En ce mois de mai, l’Institut du monde arabe, à Paris, rend hommage au travail de Karen Chekerdjian avec une exposition montrant quelques-unes de ses réalisations les plus remarquables, emblématiquement située à la frontière des cultures (lire par ailleurs). Car la designer est à la fois hypermoderne et parfaitement orientale. Au fil de sa carrière, celle qui au départ ne jurait que par les concepts enseignés dans son école milanaise a appris à jouer de sa double sensibilité et à mettre en valeur ce que le pays du Cèdre pouvait lui apporter.  » Ne bénéficiant que d’une tradition limitée de procédés industriels de fabrication de produits, le Liban ne représentait pas une nation où les prototypes ou croquis pouvaient simplement être envoyés à l’usine afin d’être exécutés. Face à cette réalité, et plutôt que de se laisser décourager, j’ai recherché de nouvelles manières de créer « , précise-t-elle sur son site Internet. Au carrefour des civilisations, dans ce creuset prodigieux où elle est née, où elle vit et travaille, Beyrouth, elle a finalement su inventer un univers élégant et superbe, teinté de couleurs locales. Et si elle va présenter ses oeuvres en bord de Seine, c’est bien chez elle, au coeur des vieux quartiers de la capitale du Liban qu’elle en a donné la plus éclairante expression : sa maison.

Elle a choisi, avec sa petite famille, d’habiter un de ces appartements beyrouthins immenses, lumineux et pourtant protégés des rayons trop éblouissants du soleil. Les plafonds y sont hauts, les pièces particulièrement vastes et organisées autour d’un espace central qui joue à la fois le rôle de hall d’entrée, de petit salon et de galerie d’exposition.

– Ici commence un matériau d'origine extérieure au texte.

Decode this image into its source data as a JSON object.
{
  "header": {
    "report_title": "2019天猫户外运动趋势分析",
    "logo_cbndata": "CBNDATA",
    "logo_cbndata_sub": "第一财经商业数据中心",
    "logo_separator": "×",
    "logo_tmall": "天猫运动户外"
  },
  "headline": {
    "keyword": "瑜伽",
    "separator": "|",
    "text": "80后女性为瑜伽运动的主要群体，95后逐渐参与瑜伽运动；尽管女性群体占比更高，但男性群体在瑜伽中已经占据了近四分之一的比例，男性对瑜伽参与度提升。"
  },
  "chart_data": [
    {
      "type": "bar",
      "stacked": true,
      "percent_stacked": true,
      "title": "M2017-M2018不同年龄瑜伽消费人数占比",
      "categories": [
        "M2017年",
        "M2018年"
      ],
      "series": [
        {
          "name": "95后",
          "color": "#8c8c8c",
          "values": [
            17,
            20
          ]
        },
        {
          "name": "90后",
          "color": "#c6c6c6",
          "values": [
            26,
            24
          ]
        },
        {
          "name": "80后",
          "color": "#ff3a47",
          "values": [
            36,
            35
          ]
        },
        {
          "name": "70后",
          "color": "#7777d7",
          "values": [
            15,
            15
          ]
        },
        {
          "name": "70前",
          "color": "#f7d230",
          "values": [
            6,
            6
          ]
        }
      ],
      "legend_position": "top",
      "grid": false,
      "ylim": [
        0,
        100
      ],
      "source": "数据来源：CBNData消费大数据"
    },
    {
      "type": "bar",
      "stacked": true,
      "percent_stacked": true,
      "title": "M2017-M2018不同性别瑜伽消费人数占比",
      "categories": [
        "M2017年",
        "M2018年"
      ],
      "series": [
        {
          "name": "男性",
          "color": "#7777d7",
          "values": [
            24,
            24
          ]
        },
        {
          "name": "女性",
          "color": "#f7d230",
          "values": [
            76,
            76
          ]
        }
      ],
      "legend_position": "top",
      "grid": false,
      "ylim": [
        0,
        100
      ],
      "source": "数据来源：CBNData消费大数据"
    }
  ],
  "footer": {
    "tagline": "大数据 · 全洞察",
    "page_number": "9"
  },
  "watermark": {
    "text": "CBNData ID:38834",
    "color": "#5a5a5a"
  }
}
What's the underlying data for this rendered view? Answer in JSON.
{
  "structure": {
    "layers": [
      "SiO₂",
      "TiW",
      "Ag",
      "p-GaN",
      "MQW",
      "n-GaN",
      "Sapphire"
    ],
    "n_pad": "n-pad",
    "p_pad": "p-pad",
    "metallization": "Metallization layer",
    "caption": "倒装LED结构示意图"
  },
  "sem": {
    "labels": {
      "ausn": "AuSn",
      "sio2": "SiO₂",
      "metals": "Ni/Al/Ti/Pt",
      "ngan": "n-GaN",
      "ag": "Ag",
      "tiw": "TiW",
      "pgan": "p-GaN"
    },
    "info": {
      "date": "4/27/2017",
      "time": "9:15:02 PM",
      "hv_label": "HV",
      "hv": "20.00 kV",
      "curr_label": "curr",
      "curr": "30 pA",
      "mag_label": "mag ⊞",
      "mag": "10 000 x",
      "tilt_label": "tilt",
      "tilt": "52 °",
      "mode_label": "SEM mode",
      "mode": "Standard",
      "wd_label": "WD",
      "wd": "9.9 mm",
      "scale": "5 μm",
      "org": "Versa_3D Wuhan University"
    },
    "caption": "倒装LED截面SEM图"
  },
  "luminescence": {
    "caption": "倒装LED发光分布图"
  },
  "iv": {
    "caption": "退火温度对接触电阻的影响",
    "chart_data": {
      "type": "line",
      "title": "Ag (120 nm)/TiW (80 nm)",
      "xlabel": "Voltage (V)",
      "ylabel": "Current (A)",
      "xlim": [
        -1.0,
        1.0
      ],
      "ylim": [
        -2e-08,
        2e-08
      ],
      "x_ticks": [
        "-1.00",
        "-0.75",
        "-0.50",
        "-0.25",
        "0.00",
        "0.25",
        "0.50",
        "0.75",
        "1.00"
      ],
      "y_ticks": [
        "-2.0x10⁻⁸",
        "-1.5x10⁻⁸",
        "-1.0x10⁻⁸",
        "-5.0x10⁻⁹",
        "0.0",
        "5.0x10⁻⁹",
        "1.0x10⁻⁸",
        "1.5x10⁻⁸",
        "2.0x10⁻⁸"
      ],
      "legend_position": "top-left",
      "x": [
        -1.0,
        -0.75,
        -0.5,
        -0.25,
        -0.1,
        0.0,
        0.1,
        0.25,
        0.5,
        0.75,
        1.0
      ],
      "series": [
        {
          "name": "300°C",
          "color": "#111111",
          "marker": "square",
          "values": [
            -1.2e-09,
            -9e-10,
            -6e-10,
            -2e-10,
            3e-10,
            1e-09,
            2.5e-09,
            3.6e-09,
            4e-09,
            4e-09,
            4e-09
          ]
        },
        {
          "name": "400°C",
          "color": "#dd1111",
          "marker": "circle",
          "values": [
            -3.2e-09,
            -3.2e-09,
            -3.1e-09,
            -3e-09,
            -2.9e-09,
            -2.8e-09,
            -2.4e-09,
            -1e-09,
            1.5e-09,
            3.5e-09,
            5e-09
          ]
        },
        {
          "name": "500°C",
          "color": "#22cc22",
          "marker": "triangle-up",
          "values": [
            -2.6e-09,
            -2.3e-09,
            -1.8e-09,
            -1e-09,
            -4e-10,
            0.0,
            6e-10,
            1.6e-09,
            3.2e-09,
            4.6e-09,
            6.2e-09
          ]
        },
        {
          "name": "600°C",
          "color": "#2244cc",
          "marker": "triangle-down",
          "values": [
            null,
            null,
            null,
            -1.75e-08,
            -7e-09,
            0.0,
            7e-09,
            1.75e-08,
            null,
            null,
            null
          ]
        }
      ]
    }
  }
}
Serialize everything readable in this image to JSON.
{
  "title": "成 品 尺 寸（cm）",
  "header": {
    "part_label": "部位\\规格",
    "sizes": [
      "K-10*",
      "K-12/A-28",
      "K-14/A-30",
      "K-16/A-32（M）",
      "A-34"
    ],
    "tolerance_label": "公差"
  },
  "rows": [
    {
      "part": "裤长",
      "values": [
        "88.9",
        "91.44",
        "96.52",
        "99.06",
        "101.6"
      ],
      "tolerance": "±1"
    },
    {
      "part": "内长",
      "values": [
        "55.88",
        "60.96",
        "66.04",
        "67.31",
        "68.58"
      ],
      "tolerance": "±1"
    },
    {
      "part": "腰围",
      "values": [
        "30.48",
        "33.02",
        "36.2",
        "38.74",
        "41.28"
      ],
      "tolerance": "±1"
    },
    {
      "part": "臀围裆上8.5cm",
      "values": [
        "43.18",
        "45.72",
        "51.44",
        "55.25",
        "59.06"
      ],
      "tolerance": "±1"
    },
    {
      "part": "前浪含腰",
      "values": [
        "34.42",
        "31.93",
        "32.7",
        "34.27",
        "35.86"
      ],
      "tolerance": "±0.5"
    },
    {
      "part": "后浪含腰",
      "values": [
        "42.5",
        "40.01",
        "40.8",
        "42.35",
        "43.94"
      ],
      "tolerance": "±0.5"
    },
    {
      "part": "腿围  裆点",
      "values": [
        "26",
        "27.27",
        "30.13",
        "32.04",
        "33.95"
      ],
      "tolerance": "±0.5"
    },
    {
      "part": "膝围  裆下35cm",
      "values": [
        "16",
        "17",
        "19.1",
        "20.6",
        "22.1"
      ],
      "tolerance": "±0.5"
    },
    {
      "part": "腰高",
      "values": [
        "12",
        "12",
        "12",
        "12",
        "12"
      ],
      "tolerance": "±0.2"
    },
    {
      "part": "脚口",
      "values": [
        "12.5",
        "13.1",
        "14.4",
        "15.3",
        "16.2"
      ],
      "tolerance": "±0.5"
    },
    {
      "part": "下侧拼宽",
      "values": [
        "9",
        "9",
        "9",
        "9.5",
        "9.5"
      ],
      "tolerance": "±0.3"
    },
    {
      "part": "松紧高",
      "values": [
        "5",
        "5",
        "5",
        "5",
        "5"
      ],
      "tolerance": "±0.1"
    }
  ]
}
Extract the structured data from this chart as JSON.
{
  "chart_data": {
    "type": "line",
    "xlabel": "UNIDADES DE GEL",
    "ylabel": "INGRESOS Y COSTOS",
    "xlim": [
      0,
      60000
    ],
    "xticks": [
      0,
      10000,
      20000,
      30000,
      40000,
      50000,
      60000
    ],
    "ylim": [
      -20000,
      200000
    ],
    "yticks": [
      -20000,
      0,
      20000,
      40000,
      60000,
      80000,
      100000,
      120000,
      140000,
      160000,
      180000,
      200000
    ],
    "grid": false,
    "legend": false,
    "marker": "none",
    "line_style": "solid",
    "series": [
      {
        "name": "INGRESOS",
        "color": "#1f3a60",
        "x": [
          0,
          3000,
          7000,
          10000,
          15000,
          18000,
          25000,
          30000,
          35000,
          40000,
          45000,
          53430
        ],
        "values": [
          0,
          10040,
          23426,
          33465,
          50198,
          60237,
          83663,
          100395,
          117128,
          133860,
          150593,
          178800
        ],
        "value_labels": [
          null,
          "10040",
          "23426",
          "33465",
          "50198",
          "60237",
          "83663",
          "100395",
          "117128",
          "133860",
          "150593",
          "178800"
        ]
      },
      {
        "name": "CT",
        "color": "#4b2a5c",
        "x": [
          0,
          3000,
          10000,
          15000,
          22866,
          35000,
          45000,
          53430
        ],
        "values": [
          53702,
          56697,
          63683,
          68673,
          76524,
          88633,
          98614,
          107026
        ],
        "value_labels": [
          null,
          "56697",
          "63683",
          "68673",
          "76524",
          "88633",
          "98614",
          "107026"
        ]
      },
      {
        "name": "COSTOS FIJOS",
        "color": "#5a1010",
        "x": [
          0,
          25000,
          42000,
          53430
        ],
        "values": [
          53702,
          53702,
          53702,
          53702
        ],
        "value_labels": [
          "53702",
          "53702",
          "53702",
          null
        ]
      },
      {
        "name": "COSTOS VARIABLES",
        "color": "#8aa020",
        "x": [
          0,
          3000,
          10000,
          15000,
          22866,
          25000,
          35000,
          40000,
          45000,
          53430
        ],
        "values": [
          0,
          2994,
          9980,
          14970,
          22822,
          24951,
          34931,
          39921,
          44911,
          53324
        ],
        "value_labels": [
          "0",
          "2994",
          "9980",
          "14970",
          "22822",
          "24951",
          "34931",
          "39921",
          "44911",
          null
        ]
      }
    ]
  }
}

Ce lieu hybride distribue le grand salon, la salle à manger, la cuisine, la véranda, la terrasse, le bureau et les chambres.  » De cette manière, nous sommes toujours en contact les uns avec les autres « , commente la propriétaire. Une véritable résidence aristocratique à l’ancienne, d’où il se dégage  » une nonchalance qui me donne l’impression d’être en vacances. La vie semble facile quand on entre ici « , se réjouit-elle.

OBJETS CHOISIS

Les sols – inchangés depuis la construction de la bâtisse – sont en marbre ou en ciment teinté. La noblesse de ces matériaux souligne encore la qualité architecturale de cette imposante demeure bien proportionnée. Karen Chekerdjian a soigneusement respecté la destination des différentes entités, se gardant bien de recompartimenter l’ensemble. Mais elle l’a totalement modernisé, pour s’inscrire dans son temps. Côté mobilier, elle a fait la part belle aux productions des meilleurs concepteurs des XXe et XXIe siècles – en vrac, Gio Ponti, Le Corbusier, Charlotte Perriand, T.H. Robsjohn-Gibbings, Patricia Urquiola, pour n’en citer que quelques-uns… – qu’elle confronte à des trouvailles des plus originales, souvent non signées, comme cette remarquable lampe en teck et métal perforé datant sans doute des années 50. Chaque objet est si harmonieusement intégré dans la composition qu’il semble avoir été conçu spécialement pour ces volumes, comme si la créatrice avait su capter véritablement l’âme du lieu. La pièce de mobilier la plus remarquable est néanmoins cette étonnante chaise longue qui a pris place dans le hall. Ce meuble, qui s’appelle Living space III, joue en même temps le rôle de siège, de table basse et de rangement pour des magazines. Une oeuvre d’art à part entière.

La maison de Beyrouth est encore embellie par un ensemble de peintures, pour l’essentiel signées par des artistes orientaux contemporains. Parmi eux, deux Libanais de renommée, Etel Adnan et Seta Manoukian, qui jouent avec les formes et les lumières de façon presque émouvante. Une touche arty finale à cette belle synthèse entre Orient et Occident.